67 per cent of Shortland voters voted YES, while it was 65 per cent in Paterson and 64 per cent in the seat of Hunter, all above the national vote.

In total 372,282 people voted in the survey across the four electorates.

However the result doesn't mean same-sex couples can marry straight away.

"Despite the large amount of money spent on this we're still in precisely the same position legally and constitutionally that we always would have been. We have to have an Act go through parliament, get through both houses of parliament, receive royal assent and come into effect," said Professor Carolyn Evans, University of Melbourne

"So, the politics have changed a lot, but it's still the same process we always would have had."

How does it come into effect?

- The $122 million postal vote is non-compulsory and non-binding. It has legally changed nothing about the debate and does not force any MP to vote any particular way. In legal terms we are still at step one.

- The first stepping stone to passing a law is voting on a bill: this has not been done yet.

- Malcolm Turnbull has promised to legalise this by Christmas, however the Conservative faction of his party may draw out the issue on the basis of religious freedoms

- Liberal MP and YES campaigner Dean Smith has drafted a bill which has been discussed but not voted on - this is the bill expected to be introduced.
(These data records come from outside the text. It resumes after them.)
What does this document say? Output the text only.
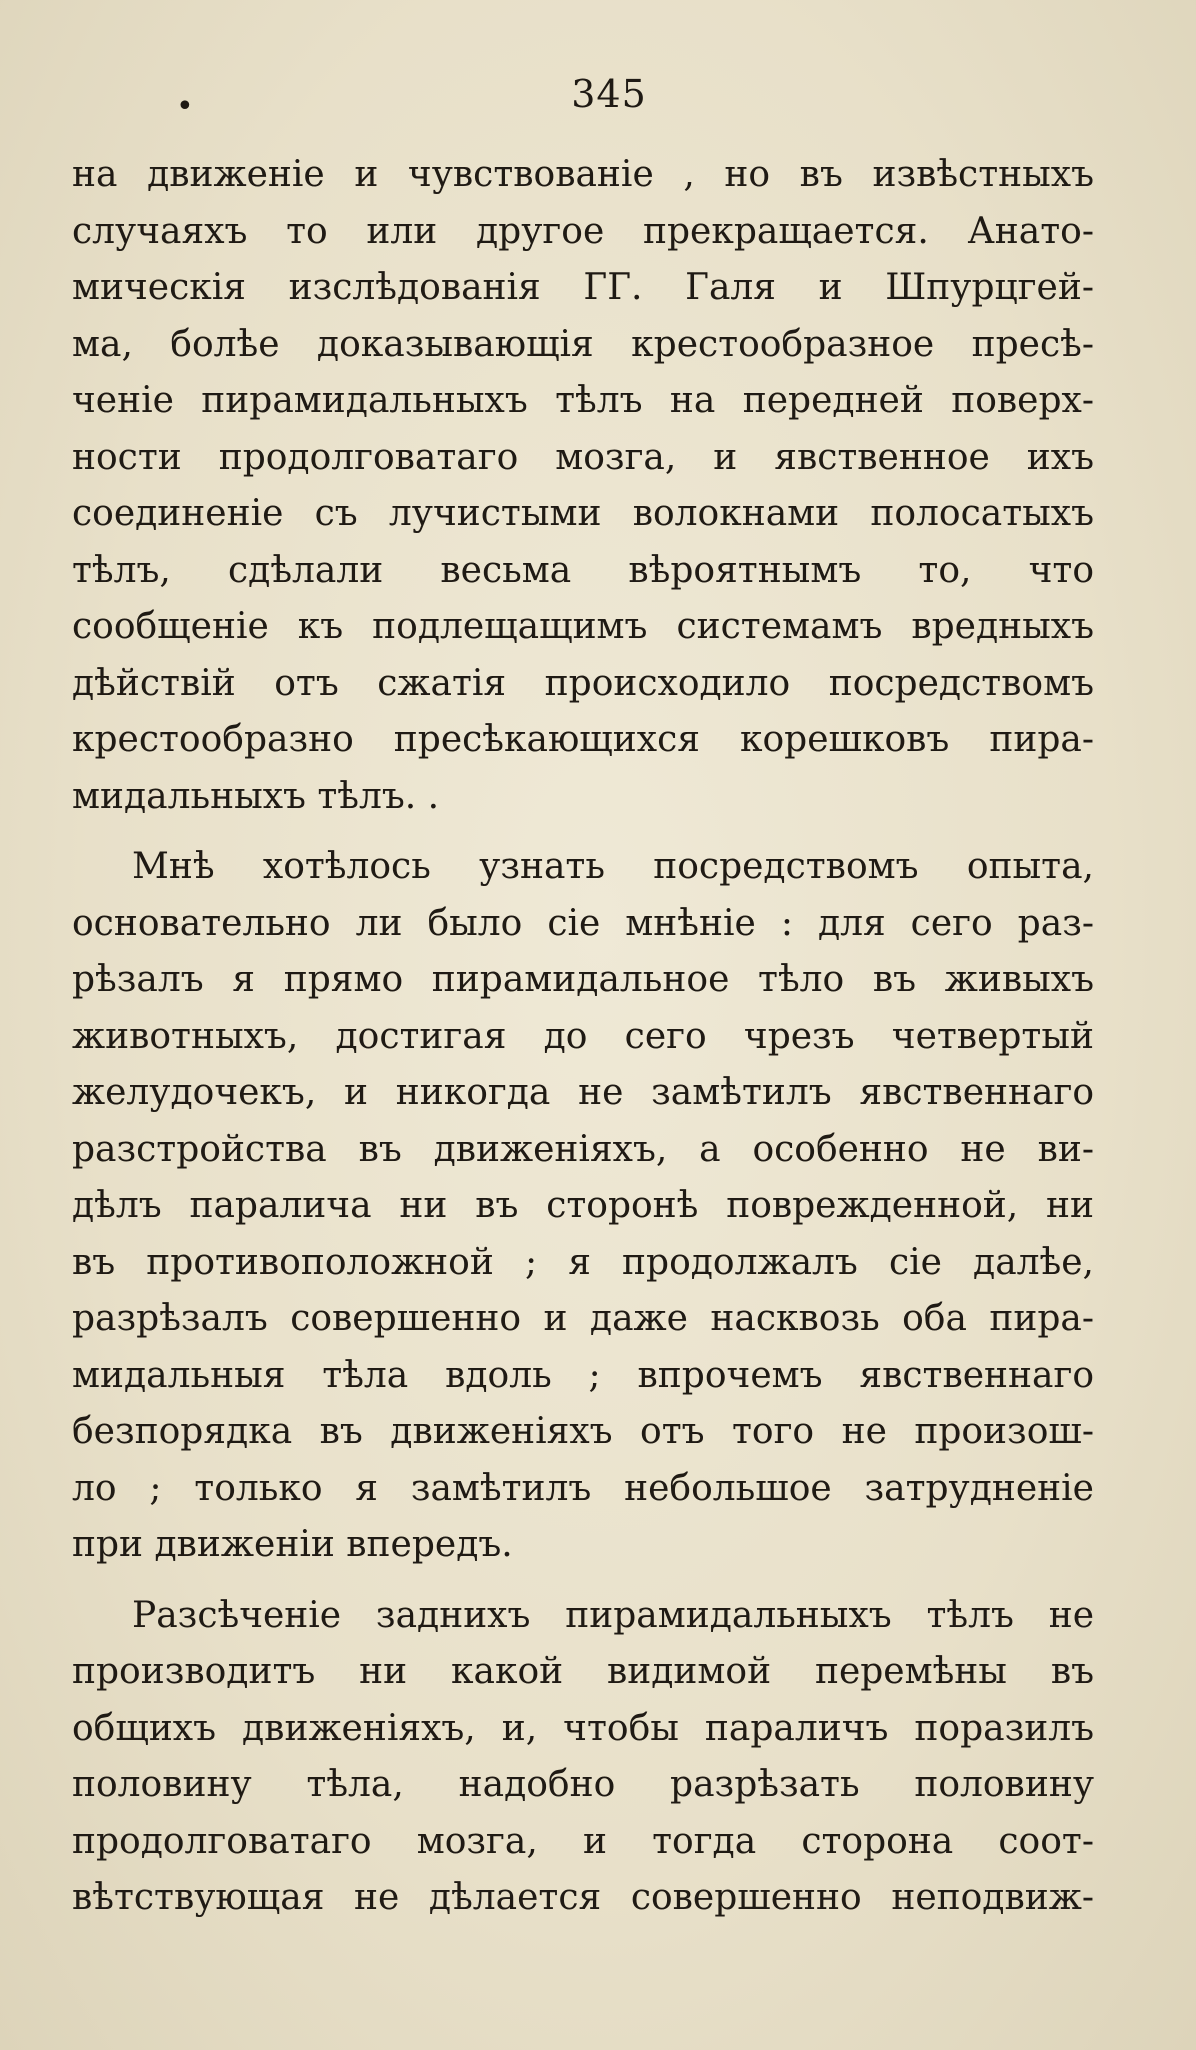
•	345
на движенiе и чувствованiе , но въ извѣстныхъ
случаяхъ то или другое прекращается. Анато-
мическiя изслѣдованiя ГГ. Галя и Шпурцгей-
ма, болѣе доказывающiя крестообразное пресѣ-
ченiе пирамидальныхъ тѣлъ на передней поверх-
ности продолговатаго мозга, и явственное ихъ
соединенiе съ лучистыми волокнами полосатыхъ
тѣлъ, сдѣлали весьма вѣроятнымъ то, что
сообщенiе къ подлещащимъ системамъ вредныхъ
дѣйствiй отъ сжатiя происходило посредствомъ
крестообразно пресѣкающихся корешковъ пира-
мидальныхъ тѣлъ. .
Мнѣ хотѣлось узнать посредствомъ опыта,
основательно ли было сiе мнѣнiе : для сего раз-
рѣзалъ я прямо пирамидальное тѣло въ живыхъ
животныхъ, достигая до сего чрезъ четвертый
желудочекъ, и никогда не замѣтилъ явственнаго
разстройства въ движенiяхъ, а особенно не ви-
дѣлъ паралича ни въ сторонѣ поврежденной, ни
въ противоположной ; я продолжалъ сiе далѣе,
разрѣзалъ совершенно и даже насквозь оба пира-
мидальныя тѣла вдоль ; впрочемъ явственнаго
безпорядка въ движенiяхъ отъ того не произош-
ло ; только я замѣтилъ небольшое затрудненiе
при движенiи впередъ.
Разсѣченiе заднихъ пирамидальныхъ тѣлъ не
производитъ ни какой видимой перемѣны въ
общихъ движенiяхъ, и, чтобы параличъ поразилъ
половину тѣла, надобно разрѣзать половину
продолговатаго мозга, и тогда сторона соот-
вѣтствующая не дѣлается совершенно неподвиж-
The thing threatening to draw this out is conservatives who think the bill does not provide enough religious freedoms.

- Parliament finishes sitting on December 7.

SO: Private member's bill > first reading > second reading > committee stage (debate, amendments) > third stage (bill voted on) > Upper House (process repeated) > Governor General gives royal assent > bill becomes an act of parliament > act becomes law

What needs to change?

- In 2004, the Howard government changed the Marriage Act to explicitly define the institution as between a "man and a woman". This is how they overturned the ACT legalising SSM several years ago and would need to be amended.

What does it change for LGBTQI couples?

- The institution of marriage significantly improves the legal rights of couples, for example: In hospital a LGBTQI person would have a much more powerful legal right to make medical decisions for their partner; it would be easier for them to gain custody of their partner's children in the event of death or accident; they will be able to claim life insurance as a spouse.